3. Reward Outputs and Outcomes
As data-informed decision-makers, it can be easy to focus on what our teams achieve using AI. That matters, but when it comes to AI, the outputs themselves have value, even when they miss the mark. Every time someone uses AI, those outputs are part of the learning process. If I only reward successful outcomes, I risk discouraging the experimentation required to actually improve. Early AI use is often not great, but that’s where learning and growth happens. As a leader, I try to reinforce that the effort matters. Struggling through a poor result is often what leads to a stronger one the next time. I can hear a mentor of mine saying: honor the struggle. If we want teams to improve, we have to encourage them to keep at it.
For example: I am so proud of how everyone tried AI this week across our work. I think we learned some things about what the tools do well and where it isn’t as refined yet. Let’s keep working on trying it out.
4. Be Vulnerable
Too often as leaders, we put on a brave face for our teams. We carry many of the pressures of our industry and shield our teams from it. There are times that is appropriate. I think AI is a moment to let down our guard and share when we are struggling and why. Doing that helps relieve the pressure our teams feel, and it gives us the early-adopters the opportunity to take the lead. One way I have been vulnerable around AI is sharing that I worry about keeping up with the pace of innovation. It regularly improves and new tools come online. It worries me that I’ll be left behind. Additionally, I worry about the content producers on our team. Will there ever be a point where they aren’t viewed as valuable? That said, I also see how they can use the tool to benefit them in their content production, whether it’s writing, video production, or some other aspect of the work. I think it is key to offer both perspectives.

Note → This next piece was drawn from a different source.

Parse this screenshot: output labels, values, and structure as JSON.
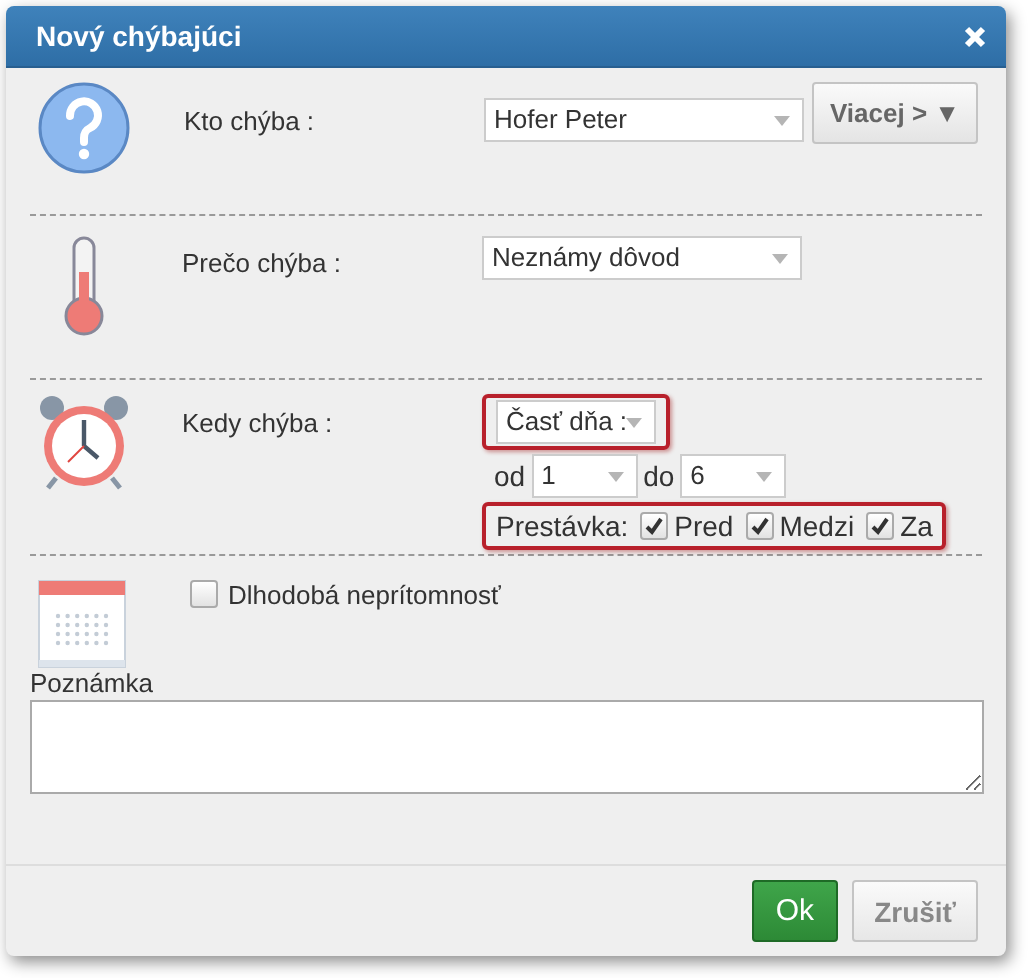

For example: I am glad we are trying AI more. I don’t have all the answers about how it will change or work. And if I’m honest, it scares me a bit. However, I do feel that it is here and will be important for us to understand. That’s why I want us working on it now.
Where This Leaves Us
AI has disrupted the marketing and communications landscape, and with it, how leaders lead. There is no longer the luxury of expertise before leadership. Instead, leaders must be comfortable navigating the discomfort and ambiguity of not having all the answers. It can be tempting to pause, wait, and allow things to unfold before proceeding. However, this creates the risk of falling behind. Instead, leaders must work to forge ahead by focusing on leading the conversation, setting guardrails, rewarding outputs and outcomes, and being vulnerable. The leaders who move their teams forward likely don’t have AI figured out, but they are willing to lead while learning.